Affirm Holdings Inc.’s stock had experienced an impressive rally of approximately 125% in the three months leading up to its latest earnings report. However, this surge in value may have set expectations too high for investors, resulting in disappointment.
While Affirm managed to surpass expectations with its fiscal second-quarter results, Wall Street was taken aback by the company’s outlook for the second half of the fiscal year. The forecast implied a slowdown in growth concerning revenue, adjusted operating income, and gross merchandise volume. This revelation prompted Piper Sandler’s Kevin Barker to suggest that the bar had been set too high initially. He maintained his underweight rating on the stock but increased his target price from $14 to $19.
Consequently, Affirm shares experienced a decline of over 13% on Friday.
According to Wells Fargo’s Andrew Bauch, the report for the December quarter contains points of interest for both bullish and bearish investors.
“Bullish investors remain emboldened by Affirm’s exceptional execution in recent periods,” Bauch explained. “However, bearish investors may point to the company’s elevated valuation levels as a reason to avoid owning shares.”
Bauch believes that debates over Affirm’s valuation are ultimately fruitless, as the company lacks a genuine publicly traded peer for comparison.
Affirm: Mixed Opinions on Stock Valuation
Bauch Remains Positive, Doubles Price Target
In a recent report, Bauch maintained an equal-weight rating on Affirm’s shares but raised his price target from $20 to $40. Despite acknowledging the market’s current dissatisfaction, Bauch highlighted the unpredictable nature of stock prices, which are influenced by market momentum.
Faucette Questions Stock’s Overvaluation
However, James Faucette from Morgan Stanley presented a contrasting opinion. He argued that the stock appeared overvalued, as the company’s rate of improvement did not justify its current valuation.
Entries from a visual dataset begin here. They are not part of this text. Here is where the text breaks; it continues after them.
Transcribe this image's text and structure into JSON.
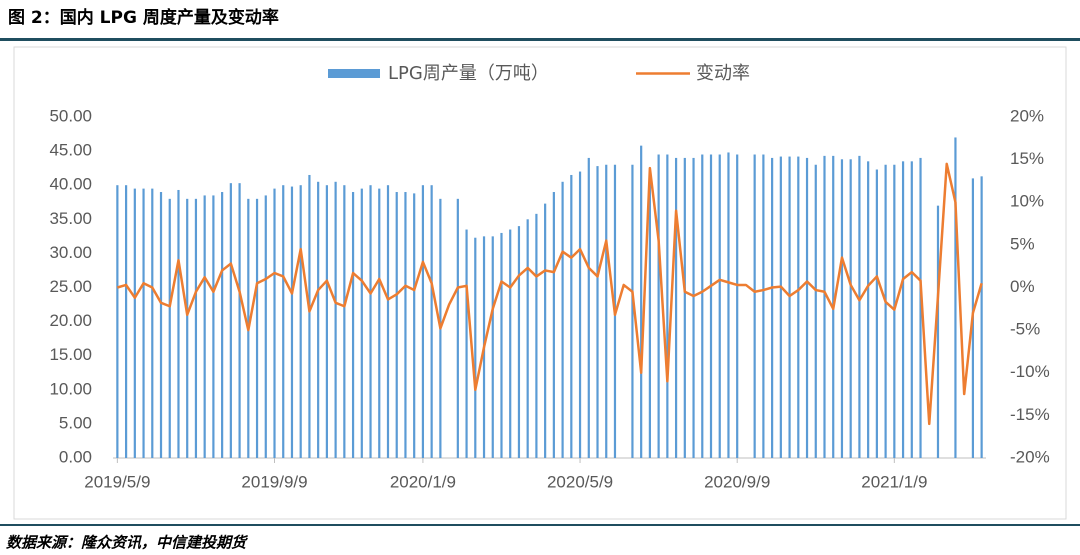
{
  "chart_data": {
    "type": "bar-line",
    "title": "图 2：国内 LPG 周度产量及变动率",
    "note": "数据来源：隆众资讯，中信建投期货",
    "categories": [
      "2019/5/9",
      null,
      null,
      null,
      null,
      null,
      null,
      null,
      null,
      null,
      null,
      null,
      null,
      null,
      null,
      null,
      null,
      null,
      "2019/9/9",
      null,
      null,
      null,
      null,
      null,
      null,
      null,
      null,
      null,
      null,
      null,
      null,
      null,
      null,
      null,
      null,
      "2020/1/9",
      null,
      null,
      null,
      null,
      null,
      null,
      null,
      null,
      null,
      null,
      null,
      null,
      null,
      null,
      null,
      null,
      null,
      "2020/5/9",
      null,
      null,
      null,
      null,
      null,
      null,
      null,
      null,
      null,
      null,
      null,
      null,
      null,
      null,
      null,
      null,
      null,
      "2020/9/9",
      null,
      null,
      null,
      null,
      null,
      null,
      null,
      null,
      null,
      null,
      null,
      null,
      null,
      null,
      null,
      null,
      null,
      "2021/1/9",
      null,
      null,
      null,
      null,
      null,
      null,
      null,
      null,
      null,
      null
    ],
    "series": [
      {
        "name": "LPG周产量（万吨）",
        "color": "#5b9bd5",
        "type": "bar",
        "values": [
          40,
          40,
          39.5,
          39.5,
          39.5,
          39,
          38,
          39.3,
          38,
          38,
          38.5,
          38.5,
          39,
          40.3,
          40.3,
          38,
          38,
          38.5,
          39.5,
          40,
          39.8,
          40,
          41.5,
          40.5,
          40,
          40.5,
          40,
          39,
          39.5,
          40,
          39.5,
          40,
          39,
          39,
          38.8,
          40,
          40,
          38,
          null,
          38,
          33.5,
          32.3,
          32.5,
          32.5,
          33,
          33.5,
          34,
          35,
          35.8,
          37.3,
          39,
          40.5,
          41.5,
          42,
          44,
          42.8,
          43,
          43,
          null,
          43,
          45.8,
          41,
          44.5,
          44.5,
          44,
          44,
          44,
          44.5,
          44.5,
          44.5,
          44.8,
          44.5,
          null,
          44.5,
          44.5,
          44,
          44.2,
          44.2,
          44.2,
          44,
          43,
          44.3,
          44.3,
          43.8,
          43.8,
          44.3,
          43.5,
          42.3,
          43,
          43,
          43.5,
          43.5,
          44,
          null,
          37,
          null,
          47,
          null,
          41,
          41.3
        ]
      },
      {
        "name": "变动率",
        "color": "#ed7d31",
        "type": "line",
        "axis": "y2",
        "values": [
          0,
          0.3,
          -1.2,
          0.5,
          0,
          -1.8,
          -2.2,
          3.2,
          -3.2,
          -0.5,
          1.2,
          -0.5,
          2,
          2.8,
          -0.5,
          -5,
          0.5,
          1,
          1.7,
          1.3,
          -0.7,
          4.5,
          -2.8,
          -0.3,
          0.8,
          -1.8,
          -2.2,
          1.7,
          0.8,
          -0.7,
          1,
          -1.4,
          -0.8,
          0.2,
          -0.3,
          3,
          0.5,
          -4.8,
          -2,
          0,
          0.2,
          -12,
          -7,
          -2.5,
          0.7,
          0,
          1.4,
          2.3,
          1.3,
          2,
          1.8,
          4.2,
          3.5,
          4.5,
          2.3,
          1.3,
          5.5,
          -3.2,
          0.3,
          -0.5,
          -10,
          14,
          5.5,
          -11,
          9,
          -0.5,
          -1,
          -0.5,
          0.2,
          0.9,
          0.6,
          0.3,
          0.3,
          -0.5,
          -0.3,
          0,
          0.1,
          -1,
          -0.3,
          0.7,
          -0.3,
          -0.5,
          -2.5,
          3.5,
          0.3,
          -1.5,
          0.2,
          1.3,
          -1.7,
          -2.6,
          1,
          1.8,
          0.8,
          -16,
          -1,
          14.5,
          10,
          -12.5,
          -3,
          0.5
        ]
      }
    ],
    "ylim": [
      0,
      50
    ],
    "yticks": [
      {
        "value": 0,
        "label": "0.00"
      },
      {
        "value": 5,
        "label": "5.00"
      },
      {
        "value": 10,
        "label": "10.00"
      },
      {
        "value": 15,
        "label": "15.00"
      },
      {
        "value": 20,
        "label": "20.00"
      },
      {
        "value": 25,
        "label": "25.00"
      },
      {
        "value": 30,
        "label": "30.00"
      },
      {
        "value": 35,
        "label": "35.00"
      },
      {
        "value": 40,
        "label": "40.00"
      },
      {
        "value": 45,
        "label": "45.00"
      },
      {
        "value": 50,
        "label": "50.00"
      }
    ],
    "y2lim": [
      -20,
      20
    ],
    "y2ticks": [
      {
        "value": -20,
        "label": "-20%"
      },
      {
        "value": -15,
        "label": "-15%"
      },
      {
        "value": -10,
        "label": "-10%"
      },
      {
        "value": -5,
        "label": "-5%"
      },
      {
        "value": 0,
        "label": "0%"
      },
      {
        "value": 5,
        "label": "5%"
      },
      {
        "value": 10,
        "label": "10%"
      },
      {
        "value": 15,
        "label": "15%"
      },
      {
        "value": 20,
        "label": "20%"
      }
    ]
  }
}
Faucette maintained an underweight rating on the stock and set a target price of $20.
Dolev Sees Buying Opportunity
On the other hand, Dan Dolev from Mizuho saw Friday’s stock selloff as a potential opportunity for investors. He expressed confidence in Affirm’s outlook and described the company’s goals as “easily” achievable. Dolev valued Affirm at 8 times estimated revenue for calendar 2025, suggesting the stock was trading at a reasonable multiple. He rated Affirm shares as a buy with a target price of $65, emphasizing the company’s innovative nature.
Despite differing opinions on Affirm’s valuation, it is clear that analysts are closely monitoring the company’s performance and have varying outlooks on its future.